Ей совершенно не было его жалко, но почему-то расхотелось его выгонять. Она забыла все. Как странно… Ее тело плавало в пустоте, оно было совсем невесомое. Ей вдруг стали интересны бесконечно мелкие детали происходящего вокруг. Вот сюртук Николя – на нем не хватает одной пуговицы… Вот муравьи черной дорожкой стекают по оконному стеклу – надо сказать Пульхерии… Перемирие продолжалось – перемирие двух усталых животных, которые остались на поле брани, чтобы зализать раны, не понимая, хватит ли у них пыла начать все сначала. Николай неожиданно поднял голову, она увидела его лицо – искаженное, потерянное, взгляд блуждает, на щеках – слезы… Он простонал:

– Ты на меня сердишься?

Она не ждала этого вопроса, и вопрос ее озадачил, если не совсем сбил с толку.

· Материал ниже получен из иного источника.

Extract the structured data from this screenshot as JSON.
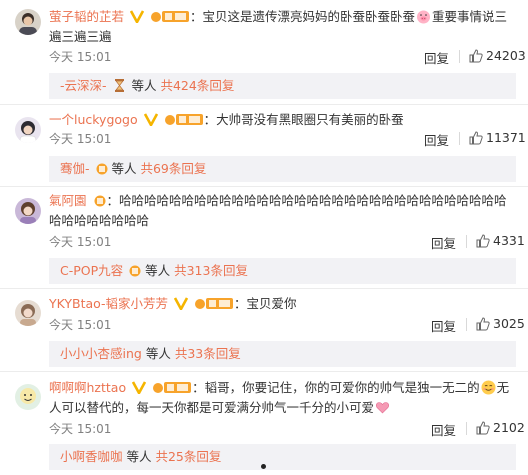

– Ты должна понять меня, Софи! – снова заговорил он. – Я с ума сходил от одной только мысли о том, что ты способна изменить мне!.. Скажи, скажи, что я все это просто-напросто придумал!.. Навоображал невесть чего!.. Скажи – и я поверю! Клянусь тебе – поверю!

Поскольку она и тут промолчала, он продолжал, еще более покорно и униженно:

– На самом деле ты так отдалилась от меня только потому, что не смогла простить моей неверности, той, давней… ты сердишься на меня за ту глупую связь… Ты ведь такая гордая!.. Тебя так легко ранить такими вещами!.. Это я во всем виноват!..

Она совсем забыла про давнишние шалости Николая, и сейчас ее удивил намек на что-то подобное, когда он пытался объяснить случившееся какой-то «глупой связью», ясно же, что дело совсем не в том. Признавая, что из-за него пошатнулась прочность их семьи, он, наверное, надеется ускользнуть от другой опасности, более серьезной. Если кто-то из них двоих провинился, пусть это лучше будет он, так, да? Она улыбнулась про себя: надо же какая жалкая тактика… До чего она теперь далека от той юной супруги, которая когда-то ревновала мужа – да еще этакой здоровой и ядреной ревностью, какая способна только раздразнить влюбленную до беспамятства самку. Сегодня его мольбы ее трогают ничуть не больше, чем его оскорбления в ее адрес. Пусть себе говорит…

– Софи, ненаглядная моя!.. Забудь все, что я сказал!.. Я просто идиот!.. Давай начнем все с чистой страницы!..

Теперь он встал и надвигается на нее, протянув руки. Она знает, что за этим последует. Сбежать? Куда? Остановить его? Как? Озарение снизошло, когда она думала, что уже совсем пропала. Софи схватилась за дверную ручку и рванула к себе дверь. В проеме выросла фигура солдата в дурацкой позе: как будто он приклеен ухом к пустому пространству. Повисла пауза – все оцепенели. Озарёв замер с отвисшей нижней губой, дышит как-то хрипло. Вот, зашевелился…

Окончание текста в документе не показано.